Дельмон посмотрел на Арнольда и Бергеза. Они слушали. Профы, как правило, великолепно умеют слушать. Внимательно, не прерывая, не выражая нетерпения. Убедил ли он их? Скорее всего — нет. У каждого была своя теория «событий», выработанная и выношенная в бессонные ночи, последовавшие за первыми студенческими беспорядками, и теперь, когда Фременкур излагал свою, Арнольд и Бергез думали каждый о своей. Обмену мыслями между профами не хватает не мыслей, но обмена. Нет ни резкости, ни взаимных оскорблений. Никто не позволит себе личного выпада, формулировки отличаются осторожностью, гибкостью, но взгляды каждого уже застыли, как крем. Их привозят в Нантер и увозят обратно домой в целости и сохранности, не поколебленными ни на йоту. Учтивости хоть отбавляй, но открытости ни на грош.

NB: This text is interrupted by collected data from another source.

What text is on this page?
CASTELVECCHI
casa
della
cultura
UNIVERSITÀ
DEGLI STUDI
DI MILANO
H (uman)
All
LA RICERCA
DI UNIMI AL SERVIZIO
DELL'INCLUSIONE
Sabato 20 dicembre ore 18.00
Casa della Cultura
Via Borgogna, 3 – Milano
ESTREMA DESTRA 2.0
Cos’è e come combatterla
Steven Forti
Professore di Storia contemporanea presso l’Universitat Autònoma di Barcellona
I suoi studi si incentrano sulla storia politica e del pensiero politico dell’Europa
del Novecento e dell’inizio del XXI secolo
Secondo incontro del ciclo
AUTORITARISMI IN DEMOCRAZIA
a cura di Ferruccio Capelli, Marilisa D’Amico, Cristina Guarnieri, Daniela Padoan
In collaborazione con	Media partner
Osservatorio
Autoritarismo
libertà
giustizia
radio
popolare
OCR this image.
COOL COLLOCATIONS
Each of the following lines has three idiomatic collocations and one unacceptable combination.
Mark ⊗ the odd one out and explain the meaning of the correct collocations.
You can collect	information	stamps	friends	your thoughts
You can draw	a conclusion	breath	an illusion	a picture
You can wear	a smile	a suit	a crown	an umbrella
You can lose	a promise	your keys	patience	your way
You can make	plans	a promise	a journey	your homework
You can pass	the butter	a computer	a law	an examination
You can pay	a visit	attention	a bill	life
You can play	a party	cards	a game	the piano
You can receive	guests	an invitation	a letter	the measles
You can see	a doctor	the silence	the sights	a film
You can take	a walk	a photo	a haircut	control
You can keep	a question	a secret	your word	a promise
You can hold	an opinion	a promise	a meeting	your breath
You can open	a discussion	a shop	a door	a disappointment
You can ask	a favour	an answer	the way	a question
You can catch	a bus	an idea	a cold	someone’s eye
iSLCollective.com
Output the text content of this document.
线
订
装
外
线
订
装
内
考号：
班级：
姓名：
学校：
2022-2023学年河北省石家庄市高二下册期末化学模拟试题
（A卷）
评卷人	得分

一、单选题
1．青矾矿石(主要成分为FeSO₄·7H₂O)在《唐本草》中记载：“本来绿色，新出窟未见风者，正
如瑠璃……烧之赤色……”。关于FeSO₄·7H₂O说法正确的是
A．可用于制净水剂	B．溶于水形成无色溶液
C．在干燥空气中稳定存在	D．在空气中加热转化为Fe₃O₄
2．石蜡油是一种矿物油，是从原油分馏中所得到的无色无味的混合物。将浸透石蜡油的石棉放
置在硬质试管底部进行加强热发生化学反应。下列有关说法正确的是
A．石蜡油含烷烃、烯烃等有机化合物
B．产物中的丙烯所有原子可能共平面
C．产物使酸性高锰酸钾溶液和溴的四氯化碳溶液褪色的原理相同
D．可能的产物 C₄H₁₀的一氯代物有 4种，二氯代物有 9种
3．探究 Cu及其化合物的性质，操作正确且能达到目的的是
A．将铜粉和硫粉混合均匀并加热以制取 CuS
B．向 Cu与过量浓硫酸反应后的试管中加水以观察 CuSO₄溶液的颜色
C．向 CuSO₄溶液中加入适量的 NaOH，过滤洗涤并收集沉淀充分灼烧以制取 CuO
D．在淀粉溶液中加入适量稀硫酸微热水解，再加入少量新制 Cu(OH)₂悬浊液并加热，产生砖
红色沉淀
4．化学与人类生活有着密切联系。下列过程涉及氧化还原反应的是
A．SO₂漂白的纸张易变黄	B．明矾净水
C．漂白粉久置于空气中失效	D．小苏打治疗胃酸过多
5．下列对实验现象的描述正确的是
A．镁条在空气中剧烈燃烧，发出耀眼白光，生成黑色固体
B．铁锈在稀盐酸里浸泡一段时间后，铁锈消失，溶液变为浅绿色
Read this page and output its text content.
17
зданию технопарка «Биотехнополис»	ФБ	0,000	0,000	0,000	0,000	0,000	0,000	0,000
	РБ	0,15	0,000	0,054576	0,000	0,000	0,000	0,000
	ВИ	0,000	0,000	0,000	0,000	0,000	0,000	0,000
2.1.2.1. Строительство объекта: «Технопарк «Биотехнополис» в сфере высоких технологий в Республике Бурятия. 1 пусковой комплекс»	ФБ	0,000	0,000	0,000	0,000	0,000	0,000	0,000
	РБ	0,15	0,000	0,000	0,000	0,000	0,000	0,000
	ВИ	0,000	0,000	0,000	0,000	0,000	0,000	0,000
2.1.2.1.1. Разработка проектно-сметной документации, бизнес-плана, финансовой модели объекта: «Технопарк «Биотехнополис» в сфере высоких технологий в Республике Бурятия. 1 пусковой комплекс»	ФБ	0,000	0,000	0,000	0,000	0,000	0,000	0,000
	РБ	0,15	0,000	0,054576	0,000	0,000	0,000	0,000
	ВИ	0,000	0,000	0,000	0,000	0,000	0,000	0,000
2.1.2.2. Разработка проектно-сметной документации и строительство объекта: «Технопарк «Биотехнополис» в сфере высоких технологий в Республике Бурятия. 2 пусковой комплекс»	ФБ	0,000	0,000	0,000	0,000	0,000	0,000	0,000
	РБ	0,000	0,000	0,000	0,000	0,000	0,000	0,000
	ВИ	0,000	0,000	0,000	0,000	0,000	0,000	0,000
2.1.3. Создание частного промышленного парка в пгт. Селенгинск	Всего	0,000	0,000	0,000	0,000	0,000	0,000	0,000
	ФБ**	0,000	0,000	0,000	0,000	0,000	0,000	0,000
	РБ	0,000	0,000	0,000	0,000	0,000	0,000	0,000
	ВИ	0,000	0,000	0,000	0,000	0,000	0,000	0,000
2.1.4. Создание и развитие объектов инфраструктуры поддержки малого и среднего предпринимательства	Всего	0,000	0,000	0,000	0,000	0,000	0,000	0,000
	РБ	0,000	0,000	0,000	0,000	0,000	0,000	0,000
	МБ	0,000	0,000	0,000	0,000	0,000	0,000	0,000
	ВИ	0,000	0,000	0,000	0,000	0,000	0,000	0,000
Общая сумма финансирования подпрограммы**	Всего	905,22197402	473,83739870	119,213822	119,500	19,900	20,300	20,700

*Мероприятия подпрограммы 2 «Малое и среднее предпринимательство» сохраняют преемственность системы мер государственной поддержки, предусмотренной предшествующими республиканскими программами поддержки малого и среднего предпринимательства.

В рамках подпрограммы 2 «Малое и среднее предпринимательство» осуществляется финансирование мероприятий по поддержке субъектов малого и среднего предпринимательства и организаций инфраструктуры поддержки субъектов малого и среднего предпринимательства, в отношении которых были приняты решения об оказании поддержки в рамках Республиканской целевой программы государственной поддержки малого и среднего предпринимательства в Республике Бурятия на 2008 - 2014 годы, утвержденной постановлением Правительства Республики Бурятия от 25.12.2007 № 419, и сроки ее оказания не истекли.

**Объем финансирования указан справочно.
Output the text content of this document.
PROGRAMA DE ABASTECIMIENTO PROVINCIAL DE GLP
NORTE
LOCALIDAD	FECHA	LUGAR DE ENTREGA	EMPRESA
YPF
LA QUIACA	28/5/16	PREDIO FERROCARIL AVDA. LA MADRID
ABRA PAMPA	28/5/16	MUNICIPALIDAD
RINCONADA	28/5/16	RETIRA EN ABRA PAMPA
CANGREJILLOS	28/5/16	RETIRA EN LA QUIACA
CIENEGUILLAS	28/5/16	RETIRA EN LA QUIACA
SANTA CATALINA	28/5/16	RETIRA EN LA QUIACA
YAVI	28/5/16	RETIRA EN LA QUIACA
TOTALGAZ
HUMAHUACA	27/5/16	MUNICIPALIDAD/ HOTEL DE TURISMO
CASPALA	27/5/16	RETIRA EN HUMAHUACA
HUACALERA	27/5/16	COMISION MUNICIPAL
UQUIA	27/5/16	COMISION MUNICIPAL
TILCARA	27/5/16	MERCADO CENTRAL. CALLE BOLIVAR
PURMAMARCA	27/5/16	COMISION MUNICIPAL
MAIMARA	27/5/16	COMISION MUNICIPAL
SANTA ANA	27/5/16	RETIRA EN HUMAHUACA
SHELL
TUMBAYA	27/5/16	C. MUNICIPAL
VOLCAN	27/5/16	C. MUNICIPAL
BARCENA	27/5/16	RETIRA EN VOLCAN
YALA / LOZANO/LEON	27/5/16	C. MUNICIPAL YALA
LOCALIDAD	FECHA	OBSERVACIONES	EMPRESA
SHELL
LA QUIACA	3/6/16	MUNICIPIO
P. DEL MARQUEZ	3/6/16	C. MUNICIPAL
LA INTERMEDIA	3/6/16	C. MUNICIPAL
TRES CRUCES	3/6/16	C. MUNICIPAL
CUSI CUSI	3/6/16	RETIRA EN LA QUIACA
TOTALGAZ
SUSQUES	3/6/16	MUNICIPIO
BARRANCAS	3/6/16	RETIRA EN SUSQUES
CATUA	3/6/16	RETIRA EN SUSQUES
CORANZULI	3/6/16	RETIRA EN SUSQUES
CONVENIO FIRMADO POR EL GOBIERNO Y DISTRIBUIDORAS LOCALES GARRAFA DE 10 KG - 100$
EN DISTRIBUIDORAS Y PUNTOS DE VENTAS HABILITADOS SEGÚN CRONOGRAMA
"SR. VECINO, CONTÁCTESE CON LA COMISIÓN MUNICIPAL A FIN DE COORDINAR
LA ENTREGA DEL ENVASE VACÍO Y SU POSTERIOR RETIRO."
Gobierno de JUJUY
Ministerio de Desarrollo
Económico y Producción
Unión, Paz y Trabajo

Воцарилось вежливое молчание, потом Арнольд уставился на коллег своими наивными и восторженными глазами пятидесятилетнего юнца, наклонился и протянул к ним открытые ладони, точно это сообщало дополнительную убедительность его точке зрения.

— Меня поражает одно: отказ студенческого движения сформулировать свои цели и создать свою организацию. Мне кажется, что такая позиция присуща сейчас не одному студенческому движению, но шире — целому идейному течению. Возьмите структурализм, это рабочая гипотеза, которая тяготеет к исключению содержания из языка. Возьмите новый роман: это попытка изгнать из повествования персонажи и фабулу. Возьмите, наконец, студенческое движение: это стремление лишить революционный порыв организации, программы и стратегии. Во всех трех случаях вы имеете дело с валоризацией форм путем выхолащивания сути. В основе этой тенденции — безнадежность, маскируемая терроризмом или, во всяком случае, высокомерным презрением к противнику. Структурализм, новый роман, студенческое движение: три антигуманистические попытки, свидетельствующие, возможно, о том, что человек устал быть человеком.

— Мне не приходило в голову такое сближение, — сказал Фременкур, снимая очки. — Я нахожу его весьма интересным.

Дельмон глядел, ничего не видя, в свой «Монд», разложенный на коленях. Ну вот, моя концепция рухнула. Тут обмен произошел на самом деле. Фременкур не отказался от своей собственной точки зрения, но сказал, что весьма заинтересован точкой зрения Арнольда. Мне, впрочем, она тоже кажется любопытной, хотя я и не согласен с его выводом. Я считаю, что революционное движение не может быть антигуманистичным даже в том случае, если оно само претендует на это.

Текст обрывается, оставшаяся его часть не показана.